Skenario latihan diawali dari memuncaknya eskalasi kekacauan yang terjadi di daerah operasi Indobatt Lebanon, melihat situasi yang demikian, salah satu personel jaga melaporkan kepada Danki D MekanisIndobatt. Dengan segera Danki D mengerahkan QRT (Quick Reaction Team) ke lokasi untuk membantu perkuatan. Setelah berada di tempat kejadian QRT Kompi D tidak mampu mengatasi kerusuhan yang berlanjut penyerangan, bahkan eskalasi semakin meningkat dan dua personel pos jaga diantaranya ditawan massa. Dantim QRT melaporkan peristiwa ini kepada Duty Officer (Perwira Piket MarkasIndobatt). Selanjutnya Duty Officer menindaklanjuti dengan melaporkannya kepada Dansatgas dan Kasiops Satgas. Dansatgas memberikan wewenang kepada Kasiops Satgas untuk segera mengatasinya sampai tuntas.

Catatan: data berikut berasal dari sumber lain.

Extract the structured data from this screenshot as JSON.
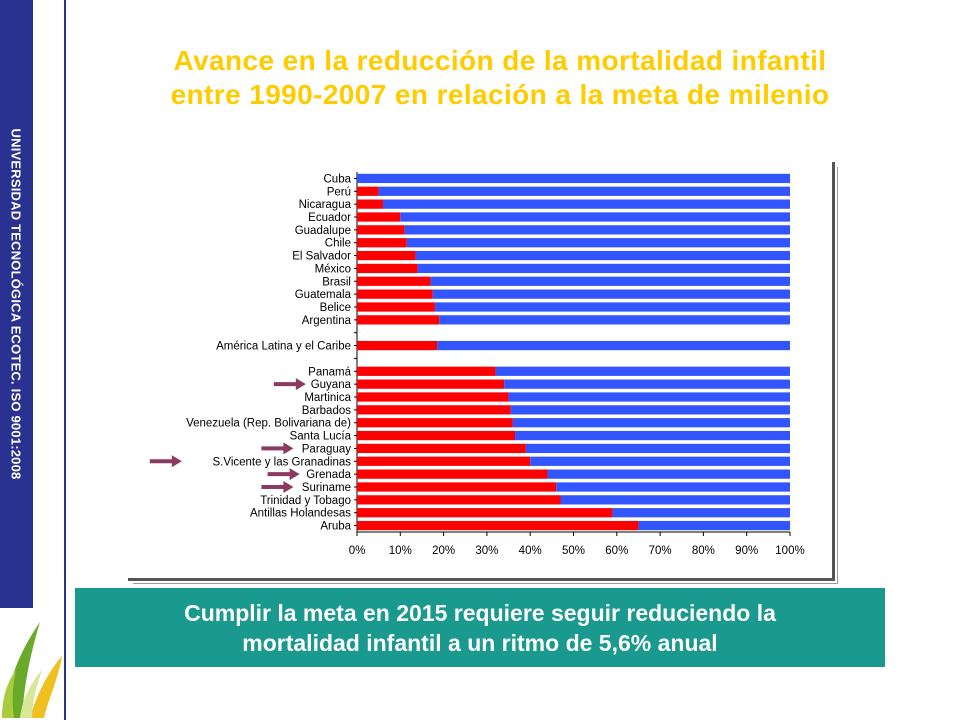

Kasiops Satgas segera memerintahkan kepada seluruh personel yang berada di Coumpond 7-1 (MarkasIndobatt) untuk bersiaga, sedangkan personel yang berada di lokasi kejadian agar tetap bertahan dan siap menghadapi situasi buruk serta tetap melaksanakan negosiasi dengan pimpinan massa. BMR (Battalion Mobile Reserve) yang dilengkapi dengan perlengkapan CRC (Crowded Riot Control) disiapkan dan bergerak menuju Hot Spot (tempat kejadian) untuk membantu perkuatan dengan menggunakan kendaraan Panhard dan Anoa.

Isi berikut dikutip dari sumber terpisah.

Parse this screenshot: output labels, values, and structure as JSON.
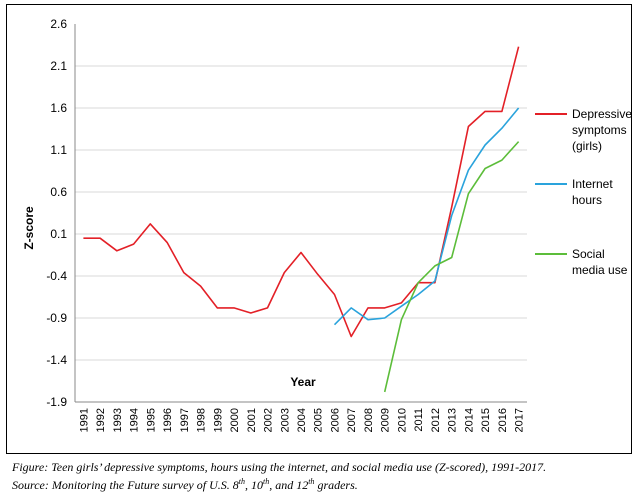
{
  "chart_data": {
    "type": "line",
    "xlabel": "Year",
    "ylabel": "Z-score",
    "ylim": [
      -1.9,
      2.6
    ],
    "y_ticks": [
      "2.6",
      "2.1",
      "1.6",
      "1.1",
      "0.6",
      "0.1",
      "-0.4",
      "-0.9",
      "-1.4",
      "-1.9"
    ],
    "categories": [
      "1991",
      "1992",
      "1993",
      "1994",
      "1995",
      "1996",
      "1997",
      "1998",
      "1999",
      "2000",
      "2001",
      "2002",
      "2003",
      "2004",
      "2005",
      "2006",
      "2007",
      "2008",
      "2009",
      "2010",
      "2011",
      "2012",
      "2013",
      "2014",
      "2015",
      "2016",
      "2017"
    ],
    "grid": "horizontal",
    "legend_position": "right",
    "series": [
      {
        "name": "Depressive symptoms (girls)",
        "legend_lines": [
          "Depressive",
          "symptoms",
          "(girls)"
        ],
        "color": "#e32027",
        "values": [
          0.05,
          0.05,
          -0.1,
          -0.02,
          0.22,
          0.0,
          -0.36,
          -0.52,
          -0.78,
          -0.78,
          -0.84,
          -0.78,
          -0.36,
          -0.12,
          -0.38,
          -0.62,
          -1.12,
          -0.78,
          -0.78,
          -0.72,
          -0.48,
          -0.48,
          0.42,
          1.38,
          1.56,
          1.56,
          2.33
        ]
      },
      {
        "name": "Internet hours",
        "legend_lines": [
          "Internet",
          "hours"
        ],
        "color": "#2aa3dc",
        "values": [
          null,
          null,
          null,
          null,
          null,
          null,
          null,
          null,
          null,
          null,
          null,
          null,
          null,
          null,
          null,
          -0.98,
          -0.78,
          -0.92,
          -0.9,
          -0.76,
          -0.62,
          -0.46,
          0.32,
          0.86,
          1.16,
          1.36,
          1.6
        ]
      },
      {
        "name": "Social media use",
        "legend_lines": [
          "Social",
          "media use"
        ],
        "color": "#5cbd3a",
        "values": [
          null,
          null,
          null,
          null,
          null,
          null,
          null,
          null,
          null,
          null,
          null,
          null,
          null,
          null,
          null,
          null,
          null,
          null,
          -1.78,
          -0.92,
          -0.48,
          -0.28,
          -0.18,
          0.58,
          0.88,
          0.98,
          1.2
        ]
      }
    ]
  },
  "caption": {
    "line1": "Figure: Teen girls’ depressive symptoms, hours using the internet, and social media use (Z-scored), 1991-2017.",
    "line2": "Source: Monitoring the Future survey of U.S. 8th, 10th, and 12th graders."
  }
}
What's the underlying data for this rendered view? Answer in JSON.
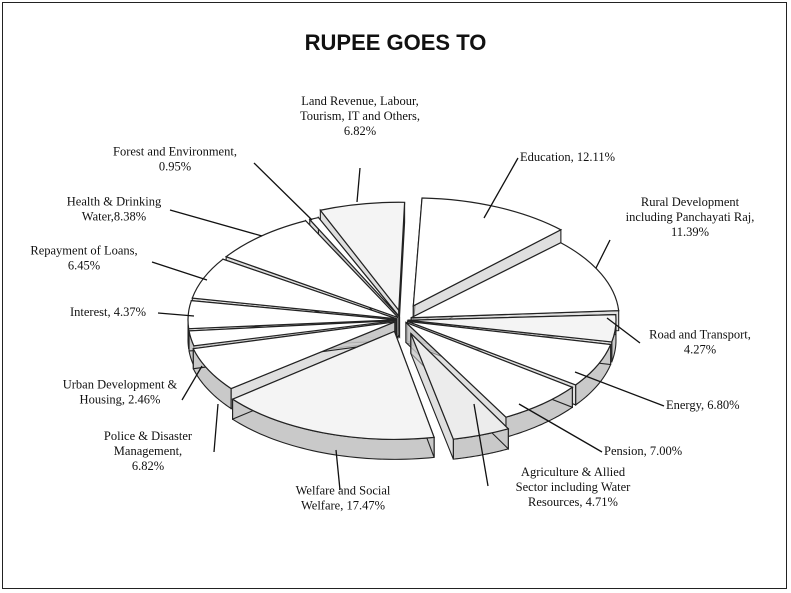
{
  "chart_data": {
    "type": "pie",
    "title": "RUPEE GOES TO",
    "slices": [
      {
        "name": "Education",
        "label": [
          "Education, 12.11%"
        ],
        "value": 12.11,
        "fill": "#ffffff"
      },
      {
        "name": "Rural Development including Panchayati Raj",
        "label": [
          "Rural Development",
          "including Panchayati Raj,",
          "11.39%"
        ],
        "value": 11.39,
        "fill": "#ffffff"
      },
      {
        "name": "Road and Transport",
        "label": [
          "Road and Transport,",
          "4.27%"
        ],
        "value": 4.27,
        "fill": "#f4f4f4"
      },
      {
        "name": "Energy",
        "label": [
          "Energy, 6.80%"
        ],
        "value": 6.8,
        "fill": "#ffffff"
      },
      {
        "name": "Pension",
        "label": [
          "Pension, 7.00%"
        ],
        "value": 7.0,
        "fill": "#ffffff"
      },
      {
        "name": "Agriculture & Allied Sector including Water Resources",
        "label": [
          "Agriculture & Allied",
          "Sector including Water",
          "Resources, 4.71%"
        ],
        "value": 4.71,
        "fill": "#ececec"
      },
      {
        "name": "Welfare and Social Welfare",
        "label": [
          "Welfare and Social",
          "Welfare, 17.47%"
        ],
        "value": 17.47,
        "fill": "#f4f4f4"
      },
      {
        "name": "Police & Disaster Management",
        "label": [
          "Police & Disaster",
          "Management,",
          "6.82%"
        ],
        "value": 6.82,
        "fill": "#ffffff"
      },
      {
        "name": "Urban Development & Housing",
        "label": [
          "Urban Development &",
          "Housing, 2.46%"
        ],
        "value": 2.46,
        "fill": "#ffffff"
      },
      {
        "name": "Interest",
        "label": [
          "Interest, 4.37%"
        ],
        "value": 4.37,
        "fill": "#ffffff"
      },
      {
        "name": "Repayment of Loans",
        "label": [
          "Repayment of Loans,",
          "6.45%"
        ],
        "value": 6.45,
        "fill": "#ffffff"
      },
      {
        "name": "Health & Drinking Water",
        "label": [
          "Health & Drinking",
          "Water,8.38%"
        ],
        "value": 8.38,
        "fill": "#ffffff"
      },
      {
        "name": "Forest and Environment",
        "label": [
          "Forest and Environment,",
          "0.95%"
        ],
        "value": 0.95,
        "fill": "#ffffff"
      },
      {
        "name": "Land Revenue, Labour, Tourism, IT and Others",
        "label": [
          "Land Revenue, Labour,",
          "Tourism, IT and Others,",
          "6.82%"
        ],
        "value": 6.82,
        "fill": "#f4f4f4"
      }
    ]
  }
}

Setibanya di Hot Spot, BMR segera memberikan bantuan dan berusaha membebaskan dua personel pos jaga yang ditawan. Akhirnya BMR berhasil menggagalkan perlawanan massa,sehingga mereka mundur dan melarikan diri. Personel yang ditawan bisa dibebaskan, tetapi satu diantaranya mengalami luka ringan dan satu lagi mengalami luka parah. Dantim BMR bersama dokter lapangan melaporkan situasi terakhir serta kondisi korban kepada Kasiops melalui Duty Officer. Selanjutnya Kasiops melaporkannya kepada Dansatgas untuk meminta permohonan dukungan Helly kepada Sector East dalam rangka bantuan evakuasi terhadap korban luka parah.

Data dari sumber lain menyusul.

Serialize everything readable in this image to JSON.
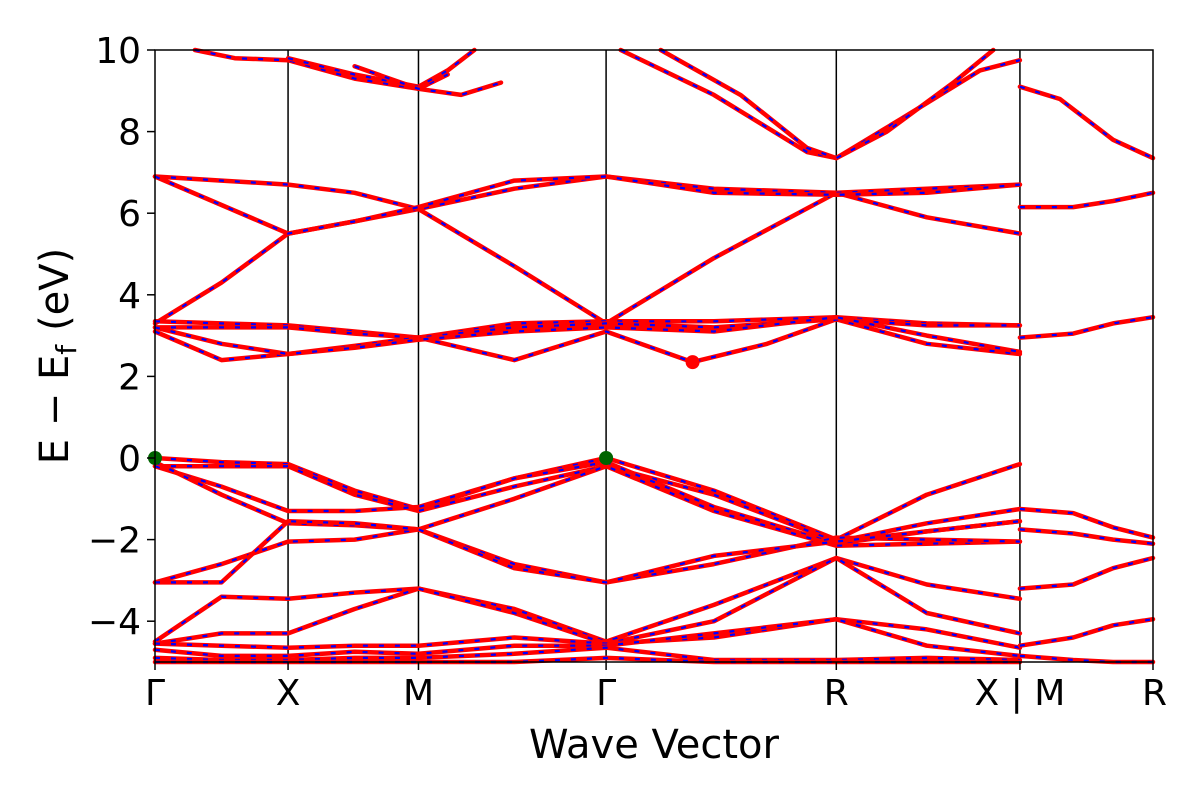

Menurut Kasiops Yonmek Kapten Inf Resa, latihan BMR ini akan dilaksanakan secara rutin satu bulan sekali, “seperti apa yang telah ditekankan oleh Dansatgas untuk melatih kesiapsiagaan seluruh personel Satgas dalam menyikapi kejadian yang tidak kita inginkan, latihan BMR ini akan di laksanakan secara rutin, satu bulan sekali,” jelasnya. Dalam mengendalikan latihan ini Kasiops di dampingi Pasi Intel Yonmek Kapten (Mar) Bedjo dan Pasiops Lettu Inf Budi Prakoso.